Ketika seseorang terdiagnosis dengan gangguan bipolar, mereka bisa mengalami siklus emosional naik dan turun yang ekstrim. Disebut episode manik dan depresif. Asam arakidonat dan omega-6 bisa menjadi penyebab utama gangguan bipolar, menurut sebuah studi baru.
Sampai saat ini belum diketahui penyebab jelas gangguan bipolar (GB). Sebagian ahli menghubungkan dengan ketidakseimbangan neurotransmitter (penghatar sinyal pesan) di otak. Ahli lainnya melihat adanya faktor keturunan.
Beberapa hal bisa memicu timbulnya gangguan bipolar seperti stres tingkat tinggi, pengalaman traumatik, serta kecanduan minuman beralkohol atau obat-obatan terlarang.

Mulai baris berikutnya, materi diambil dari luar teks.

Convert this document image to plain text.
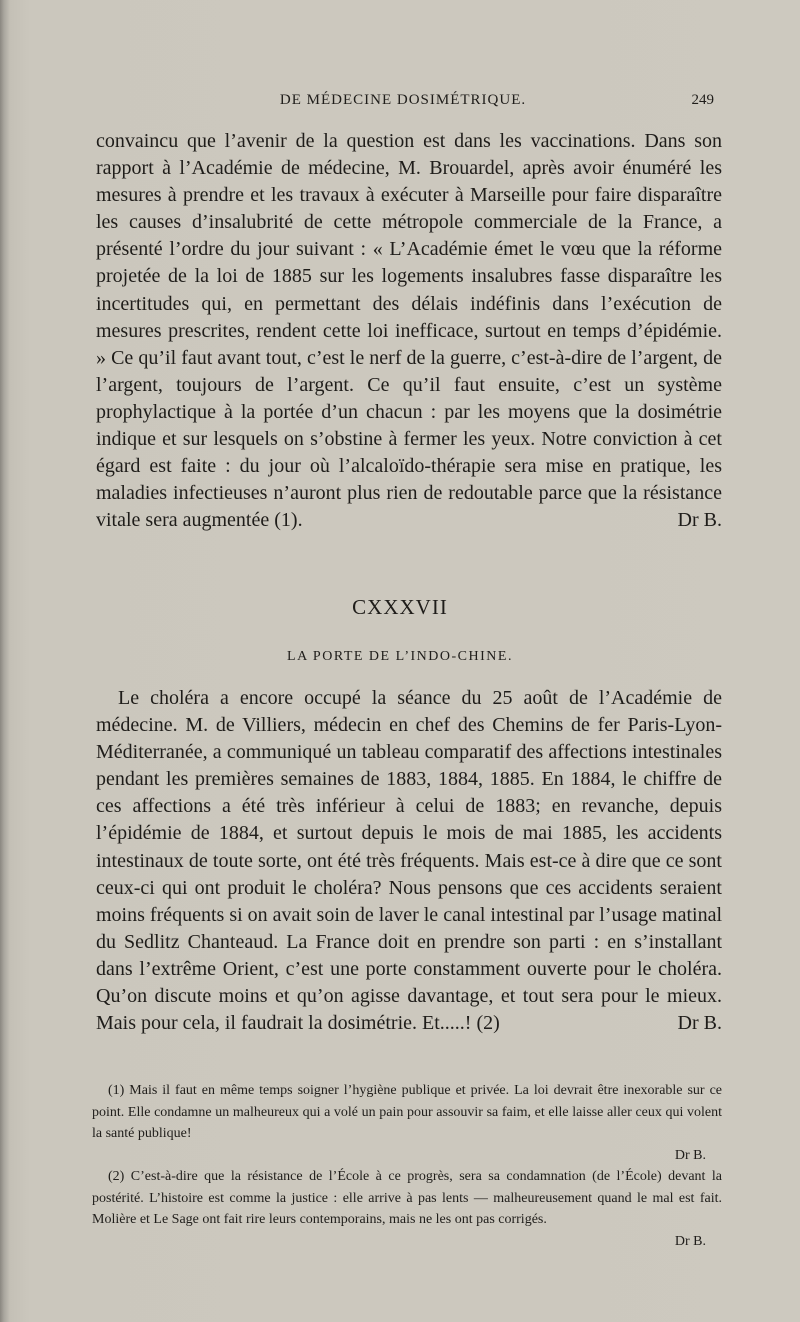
DE MÉDECINE DOSIMÉTRIQUE.	249

convaincu que l’avenir de la question est dans les vaccinations. Dans son rapport à l’Académie de médecine, M. Brouardel, après avoir énuméré les mesures à prendre et les travaux à exécuter à Marseille pour faire disparaître les causes d’insalubrité de cette métropole commerciale de la France, a présenté l’ordre du jour suivant : « L’Académie émet le vœu que la réforme projetée de la loi de 1885 sur les logements insalubres fasse disparaître les incertitudes qui, en permettant des délais indéfinis dans l’exécution de mesures prescrites, rendent cette loi inefficace, surtout en temps d’épidémie. » Ce qu’il faut avant tout, c’est le nerf de la guerre, c’est-à-dire de l’argent, de l’argent, toujours de l’argent. Ce qu’il faut ensuite, c’est un système prophylactique à la portée d’un chacun : par les moyens que la dosimétrie indique et sur lesquels on s’obstine à fermer les yeux. Notre conviction à cet égard est faite : du jour où l’alcaloïdo-thérapie sera mise en pratique, les maladies infectieuses n’auront plus rien de redoutable parce que la résistance vitale sera augmentée (1).	Dr B.

CXXXVII
LA PORTE DE L’INDO-CHINE.

Le choléra a encore occupé la séance du 25 août de l’Académie de médecine. M. de Villiers, médecin en chef des Chemins de fer Paris-Lyon-Méditerranée, a communiqué un tableau comparatif des affections intestinales pendant les premières semaines de 1883, 1884, 1885. En 1884, le chiffre de ces affections a été très inférieur à celui de 1883; en revanche, depuis l’épidémie de 1884, et surtout depuis le mois de mai 1885, les accidents intestinaux de toute sorte, ont été très fréquents. Mais est-ce à dire que ce sont ceux-ci qui ont produit le choléra? Nous pensons que ces accidents seraient moins fréquents si on avait soin de laver le canal intestinal par l’usage matinal du Sedlitz Chanteaud. La France doit en prendre son parti : en s’installant dans l’extrême Orient, c’est une porte constamment ouverte pour le choléra. Qu’on discute moins et qu’on agisse davantage, et tout sera pour le mieux. Mais pour cela, il faudrait la dosimétrie. Et.....! (2)	Dr B.

(1) Mais il faut en même temps soigner l’hygiène publique et privée. La loi devrait être inexorable sur ce point. Elle condamne un malheureux qui a volé un pain pour assouvir sa faim, et elle laisse aller ceux qui volent la santé publique!

Dr B.

(2) C’est-à-dire que la résistance de l’École à ce progrès, sera sa condamnation (de l’École) devant la postérité. L’histoire est comme la justice : elle arrive à pas lents — malheureusement quand le mal est fait. Molière et Le Sage ont fait rire leurs contemporains, mais ne les ont pas corrigés.

Dr B.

Namun sebuah studi baru menunjukkan bila gangguan bipolar, setidaknya sebagian, disebabkan oleh rendahnya kadar asam arakidonat yang meningkatkan kesehatan sel. Asam arakidonat merupakan bentuk ubahan dari asam lemak omega-6 tak jenuh ganda.
Asam lemak adalah komponen utama penyusun lemak (lipid). Omega-6 (asam linoleat) adalah salah satu lemak sehat karena dapat menurunkan kadar kolesterol jahat (LDL).
Para peneliti menemukan bahwa kadar asam arakidonat yang lebih tinggi berhubungan dengan rendahnya kejadian gangguan bipolar. Temuan ini dipublikasi di jurnal Biological Psychiatry, Februari 2024.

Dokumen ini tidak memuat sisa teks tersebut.